I worked for one of these corps. We need revenue, sell anything I don't give a shit how shitty the deal.

 

Next quarter, who signed this fucking deal? No profit, we need profit. Cut expenses, fire everybody

 

Next quarter, We need revenue, sign anything you can no matter how shitty. Rinse and repeat

This is america's largest industrial conglomerate and piece of shit

Thu, 06/14/2012 - 11:33 | Link to Comment walküre
walküre's picture

GM or GE?

Thu, 06/14/2012 - 11:42 | Link to Comment GMadScientist
GMadScientist's picture

Hey now...those are "job creators" you're talkin' bout! ;)

 

Thu, 06/14/2012 - 11:58 | Link to Comment FunkyOldGeezer
FunkyOldGeezer's picture

I'm really surprised no-one (political leader that is) has spelt out to everyone in Europe why integration is an absolute must. Europe has to be united for when the oil runs out and the real fighting begins. Stronger defense (and attack) forces WILL be needed to fight off every other bast**d.

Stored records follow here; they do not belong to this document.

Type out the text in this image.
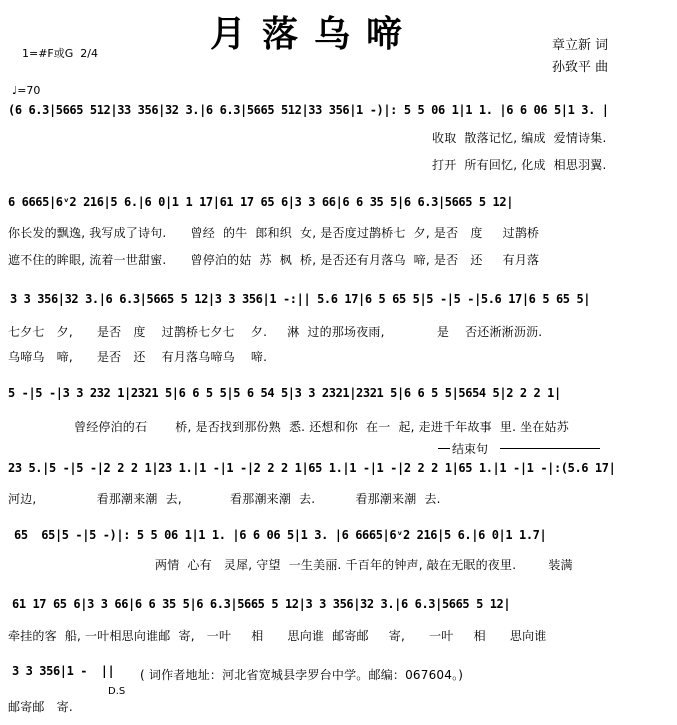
月落乌啼	章立新 词
孙致平 曲
1=#F或G  2/4
♩=70
(6 6.3|5665 512|33 356|32 3.|6 6.3|5665 512|33 356|1 -)|: 5 5 06 1|1 1. |6 6 06 5|1 3. |
收取  散落记忆, 编成  爱情诗集.
打开  所有回忆, 化成  相思羽翼.
6 6665|6ᵛ2 216|5 6.|6 0|1 1 17|61 17 65 6|3 3 66|6 6 35 5|6 6.3|5665 5 12|
你长发的飘逸, 我写成了诗句.      曾经  的牛  郎和织  女, 是否度过鹊桥七  夕, 是否   度     过鹊桥
遮不住的眸眼, 流着一世甜蜜.      曾停泊的姑  苏  枫  桥, 是否还有月落乌  啼, 是否   还     有月落
3 3 356|32 3.|6 6.3|5665 5 12|3 3 356|1 -:|| 5.6 17|6 5 65 5|5 -|5 -|5.6 17|6 5 65 5|
七夕七   夕,      是否   度    过鹊桥七夕七    夕.     淋  过的那场夜雨,             是    否还淅淅沥沥.
乌啼乌   啼,      是否   还    有月落乌啼乌    啼.
5 -|5 -|3 3 232 1|2321 5|6 6 5 5|5 6 54 5|3 3 2321|2321 5|6 6 5 5|5654 5|2 2 2 1|
曾经停泊的石       桥, 是否找到那份熟  悉. 还想和你  在一  起, 走进千年故事  里. 坐在姑苏
结束句
23 5.|5 -|5 -|2 2 2 1|23 1.|1 -|1 -|2 2 2 1|65 1.|1 -|1 -|2 2 2 1|65 1.|1 -|1 -|:(5.6 17|
河边,               看那潮来潮  去,            看那潮来潮  去.          看那潮来潮  去.
65  65|5 -|5 -)|: 5 5 06 1|1 1. |6 6 06 5|1 3. |6 6665|6ᵛ2 216|5 6.|6 0|1 1.7|
两情  心有   灵犀, 守望  一生美丽. 千百年的钟声, 敲在无眠的夜里.        装满
61 17 65 6|3 3 66|6 6 35 5|6 6.3|5665 5 12|3 3 356|32 3.|6 6.3|5665 5 12|
牵挂的客  船, 一叶相思向谁邮  寄,   一叶     相      思向谁  邮寄邮     寄,      一叶     相      思向谁
3 3 356|1 -  ||
D.S
( 词作者地址：河北省宽城县孛罗台中学。邮编：067604。)
邮寄邮   寄.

Reality sucks, but that's what it has to come down to eventually, unless the guys at Southampton University really did discover cold fusion some years back.

 

Thu, 06/14/2012 - 12:07 | Link to Comment No Euros please...
No Euros please we&#039;re British's picture

Bullish for Belgian caterers.

Thu, 06/14/2012 - 12:45 | Link to Comment billsykes
billsykes's picture

What no one is talking about is Austria, Hungary, Romania & Belgium. Austria is one of those countries that can go 0-60 in a second- they loaned out something like 140% of GDP mainly to Romania, where their own banks are seeing climbing default rates of 12% and who's 2nd biggest trading partner is..... Italy. 

 

https://www.wsws.org/articles/2010/jan2010/badb-j30.shtml

Eurostat has just released data putting official numbers on debt-to-GDP across Europe for the end of 2011:

At the end of 2011, the lowest ratios of government debt to GDP were recorded in Estonia (6.0%), Bulgaria (16.3%), Luxembourg (18.2%), Romania (33.3%), Sweden (38.4%), Lithuania (38.5%), the Czech Republic (41.2%), Latvia (42.6%), Slovakia (43.3%) and Denmark (46.5%). Fourteen Member States had government debt ratios higher than 60% of GDP in 2011: Greece (165.3%), Italy (120.1%), Ireland (108.2%), Portugal (107.8%), Belgium (98.0%), France (85.8%), the United Kingdom (85.7%), Germany (81.2%), Hungary (80.6%), Austria (72.2%), Malta (72.0%), Cyprus (71.6%), Spain (68.5%) and the Netherlands (65.2%).